Where Every Family Matters

Family Meetings Will Bond You Together

Find the cohesion you want for your crew by scheduling time to discuss family activities, individual efforts, future plans and more.


You play a critical role in the healthy development of your family and that’s a tall responsibility.  Add that to raising kids during a pandemic. Life is stressful!
Give yourself a break. You have had and you do have a lot on your plate.
If you want your family to feel more cohesive and to be more aware of what’s going on with each, consider initiating family meetings. Many families have discovered the benefits of gathering together at a set day and time once a month (or week) to discuss each other’s lives, and to reinforce values and positive relationships.

Come Together

Family meetings are a good thing, yielding knowledge and building bridges.
Amy Morin, author of 13 Things Mentally Strong People Don’t Do (William Morrow; 2017) says that when they are effectively organized and led, family meetings have many benefits. “Family meetings strengthen relationships and foster core developmental abilities in kids of all ages,” Morin says. These abilities can prepare kids for leadership positions in their endeavors, Morin says. They also provide an intentional way for parents to raise successful kids with internal abilities to help them navigate through life.
In the bestselling parenting book, Positive Discipline  series co-authored by Dr. Jane Nelson, getting meetings started is a matter of putting your mind to it. Keeping them going will be your job, too.

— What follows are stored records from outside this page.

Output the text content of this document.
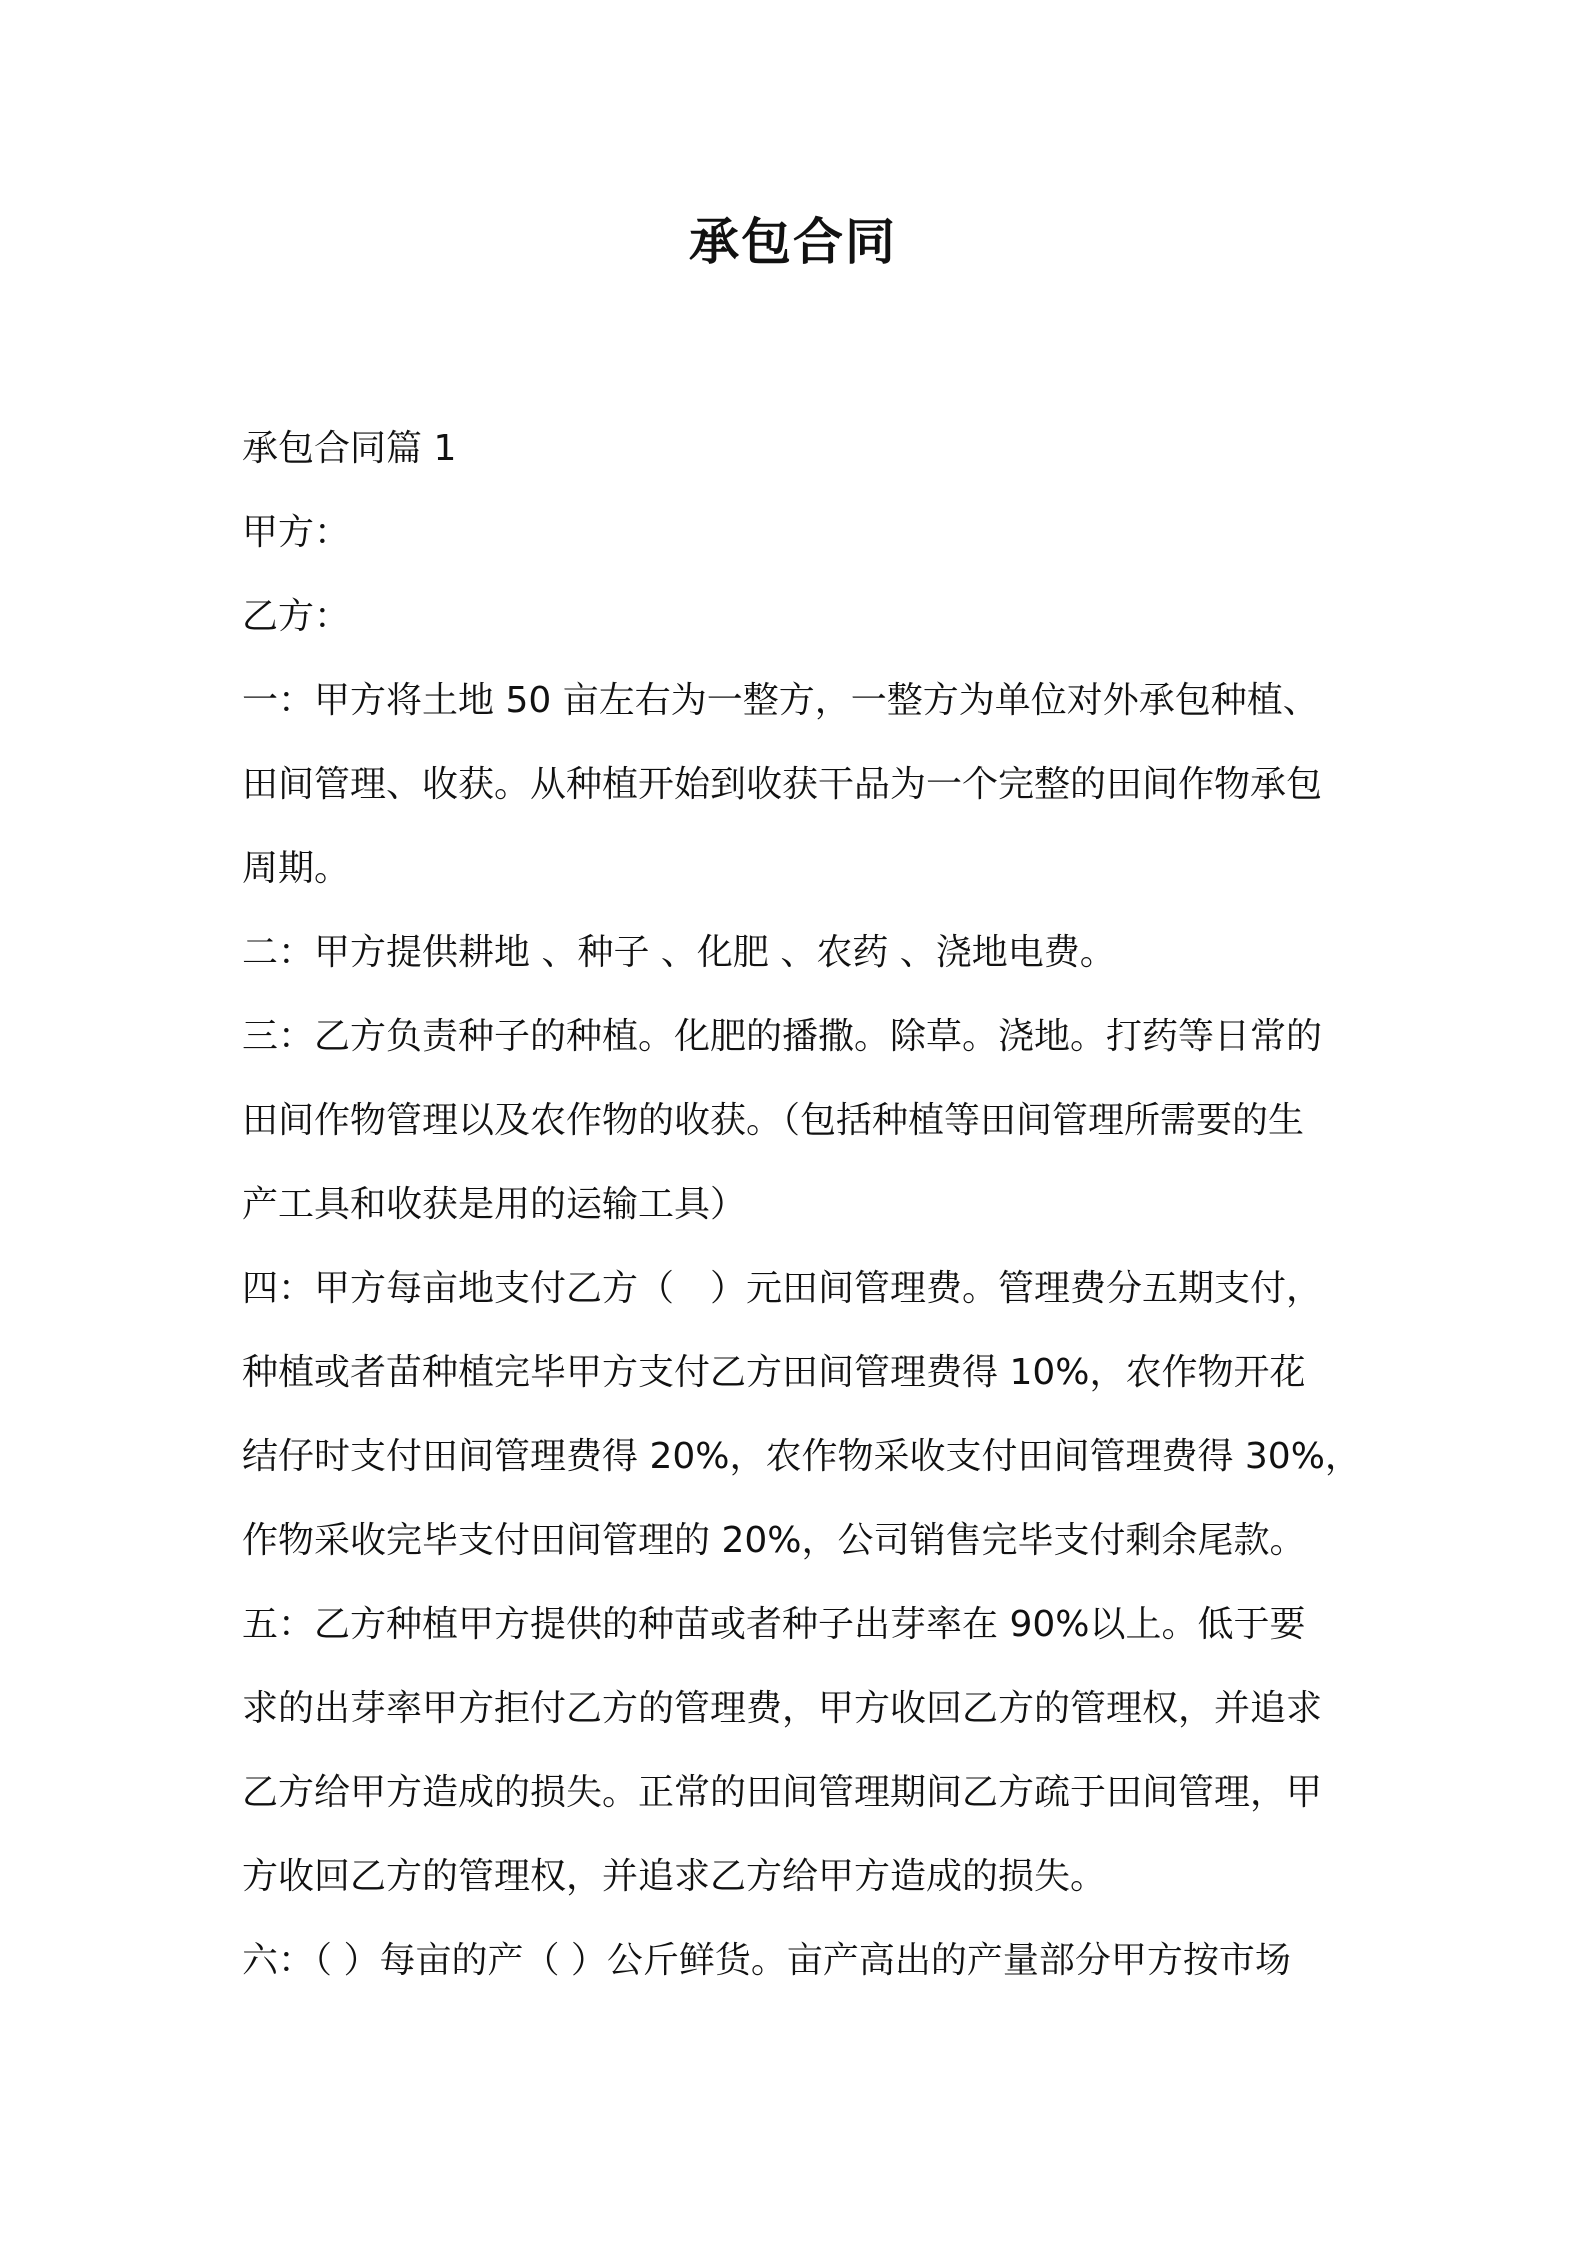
承包合同
承包合同篇 1
甲方：
乙方：
一：甲方将土地 50 亩左右为一整方，一整方为单位对外承包种植、
田间管理、收获。从种植开始到收获干品为一个完整的田间作物承包
周期。
二：甲方提供耕地 、种子 、化肥 、农药 、浇地电费。
三：乙方负责种子的种植。化肥的播撒。除草。浇地。打药等日常的
田间作物管理以及农作物的收获。（包括种植等田间管理所需要的生
产工具和收获是用的运输工具）
四：甲方每亩地支付乙方（　）元田间管理费。管理费分五期支付，
种植或者苗种植完毕甲方支付乙方田间管理费得 10%，农作物开花
结仔时支付田间管理费得 20%，农作物采收支付田间管理费得 30%，
作物采收完毕支付田间管理的 20%，公司销售完毕支付剩余尾款。
五：乙方种植甲方提供的种苗或者种子出芽率在 90%以上。低于要
求的出芽率甲方拒付乙方的管理费，甲方收回乙方的管理权，并追求
乙方给甲方造成的损失。正常的田间管理期间乙方疏于田间管理，甲
方收回乙方的管理权，并追求乙方给甲方造成的损失。
六：（ ）每亩的产（ ）公斤鲜货。亩产高出的产量部分甲方按市场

Introducing Family Meetings

Introduce the concept to your kids before you dive in. The best time to do this is when you have their full attention, either over dinner or during a specific moment.
    Start by saying that you’ve learned that weekly meetings can help families to communicate better and to solve problems together as a team. Family meetings work toward building consensus. Everyone has a voice and a role in solving problems. Meeting time is also an opportunity to have fun, plan trips and to know about each other’s lives. An important point about family meetings is that solutions and consequences apply to all members. It is truly an opportunity for your kids to feel seen, heard and understood by you. 

Agenda Pointers

For your meeting, create an agenda for your family or use something like the sample agenda shown here. Family meetings (not including a fun activity at the end if you opt for that) shouldn’t go on for more than an hour — less if your children are very young. Nelson says meetings are best for ages 4 and older.
Make sure when you hold your first family meeting that before you end it you set your next family meeting. Also, move your meeting along so it doesn’t get bogged down.



Sample Meeting Agenda:
(Every section gets 10 minutes to wrap up in an hour) 

1. Opening
Create a short ritual to open your family meeting. Start with a poem, prayer, song, candle-lighting, etc.

2. Appreciations
Take a few minutes for each family member to appreciate, say “thanks,” compliment, or acknowledge other members on positive things they noticed this week. This may include a thank you for baking cookies, congrats on a great test score or a kind word about something nice that a person did. Cover everyone.

3. Discovery Time
Discuss 1) a current event, 2) something being learned in school or more, 3) commitments, 4) money management, 5) exercise, 6) entertainment, 7) community service or any other topic that may be of interest to your family. Share your opinions and values. Listen to your kids’ opinions and values.

4. Week in Review
In the bestseller, The Secrets of Happy Families, (William Morrow; 2013), author Bruce Felier suggests asking these three questions at each family meeting:


What worked well in our family this week?

What went wrong in our family this week?

What will we work on this coming week?


5. Problem-Solving
Dedicate time to resolving problems or issues that individual family members want to discuss. It is best to try to solve only one problem a week. If more than one issue has been placed on the agenda, find a fair way to address each one week by week. Ask each person to state his/her perspective about the problem, without judgment. Ask each person to suggest solutions. Which solutions are the most feasible? Does everyone agree? If no consensus is reached, mull over the solutions and revisit the problem next week.

6. Weekly Planning
What is your family planning together? Trips, concerts, sporting events, weddings, reunions? Your weekly planning is a good time to assign tasks to each family member, sync calendars and set goals for the future.

7. Fun Activity
Before you end the meeting, discuss fun opportunities coming up. Schedule a family game & taco night, discuss upcoming family travel or talk about birthdays on the horizon, etc. Consider rotating the responsibility for planning a fun activity each week among family members … but remember, everyone has a say!

Janie Snyderman is a writer, entrepreneur and a mom of two.